I've been an avid Apple user ever since I starting writing my college papers on the Macintosh Classic in the early 90s. As years wore on, I upgraded as my budget allowed, eventually acquiring the first iMac G3 in 1998. Apple products were so incredible back then, and I'd laugh at friends and family members when they'd call to ask for help removing a virus from their pathetic PCs. "A virus?" I'd snap, "Macs don't get those. Sorry. Gonna go organize my iTunes playlists now. Good luck with that."
Shortly thereafter, Apple released the first generation iPod. It's success eventually led to the release of the first iPhone, which was a disaster. As we all know, subsequent versions were not, and before long, everyone and my mother had an iPhone and had ditched their glitchy PCs for iMacs and Macbooks. That's around the time the Apple started to rot.

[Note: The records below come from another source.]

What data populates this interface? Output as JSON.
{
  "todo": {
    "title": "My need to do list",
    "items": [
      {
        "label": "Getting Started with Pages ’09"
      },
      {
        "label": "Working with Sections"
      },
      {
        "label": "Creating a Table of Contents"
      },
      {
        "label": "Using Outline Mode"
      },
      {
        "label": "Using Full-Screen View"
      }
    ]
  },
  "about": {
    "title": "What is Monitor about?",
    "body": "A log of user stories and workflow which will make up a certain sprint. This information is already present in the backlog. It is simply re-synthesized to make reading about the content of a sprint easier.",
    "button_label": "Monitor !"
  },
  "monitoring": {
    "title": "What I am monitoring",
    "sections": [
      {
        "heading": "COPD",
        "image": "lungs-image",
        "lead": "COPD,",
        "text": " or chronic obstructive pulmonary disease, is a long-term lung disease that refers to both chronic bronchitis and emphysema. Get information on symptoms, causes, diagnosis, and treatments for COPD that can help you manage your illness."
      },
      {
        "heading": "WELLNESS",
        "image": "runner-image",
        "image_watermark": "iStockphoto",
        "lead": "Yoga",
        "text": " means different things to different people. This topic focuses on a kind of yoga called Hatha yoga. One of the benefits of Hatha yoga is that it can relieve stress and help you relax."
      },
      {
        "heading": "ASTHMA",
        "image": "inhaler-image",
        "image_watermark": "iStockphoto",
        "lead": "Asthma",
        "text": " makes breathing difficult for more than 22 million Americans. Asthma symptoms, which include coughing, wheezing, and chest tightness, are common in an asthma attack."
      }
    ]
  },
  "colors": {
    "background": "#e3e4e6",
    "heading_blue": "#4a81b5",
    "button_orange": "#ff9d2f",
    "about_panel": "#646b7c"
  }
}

In recent years, yours truly, the ultimate Apple endorser, has gotten so fed up with their products and software that I'm tempted to go...gulp...PC. I sure as hell won't, but it's reached the point where every software "upgrade" brings on a case of IBS because I get so nervous I'm going to lose some important features I use when I hit that install button...
Take for example, iTunes, which, up until a few years ago, was beyond easy to use. Now, with every update, functions that used to be obvious are hidden in a labyrinth that exists underneath some button I can't even find! As a DJ, I subscribe to the iTunes Match service in order to keep all my devices in sync. That worked great until about a year ago, when my iPad started having all these problems Apple Support hadn't ever heard of when I spent six hours on the phone with them one day. They assured me I was a top priority and were opening up a case about it and would get back to me in 48 hours. It's now been 14 months and I have yet to hear back from them.
Then there's iPhoto, which was recently relaunched as Photos and is basically a carbon copy of that shitty software we use on our iPhones. Gone are the sliders to adjust contrast, tint and saturation - replaced by filters and adjustments that are just "basic bitches" if you ask me. But then again, maybe the features I love are there and I just can't find them because they're hidden behind some invisible button.
Moving onto the iPhone. So many bizarre things happen on that thing, it deserves it's own episode on The X Files. But let's start with that "other" bar that shows up when you go to sync your phone because you have no more room to take pictures. That puzzling yellow bar always displays that it's taking up more memory than the songs and pictures on my phone, yet when I called up Apple to ask how to reduce it, they had no idea. I had to resort to searching articles online about how to get some more space on my phone - which in and of itself was time consuming - not to mention the amount of time it took to implement the steps I read about.
Years ago, when I first convinced my mother to ditch her PC for an iMac, I was thrilled whenever she'd call me up with a question I'd be able to answer in seconds. Now, the problems are so complicated, I have to scour nerd blogs for a week to try and figure out a solution.
I understand Apple has grown exponentially now that everyone and their infant has an iPhone and an iPad. The only thing I can hope for is that the company starts pouring more money into supporting their computers and devices and stops rushing out updates without testing them properly. Sorry, but I've spent upwards of $4,000 on these products and would rather not be a guinea big for their latest OS. Sadly, they only thing I can do is bitch about it in this blog because I'd sooner have HAL 9000 over for dinner than start using a PC.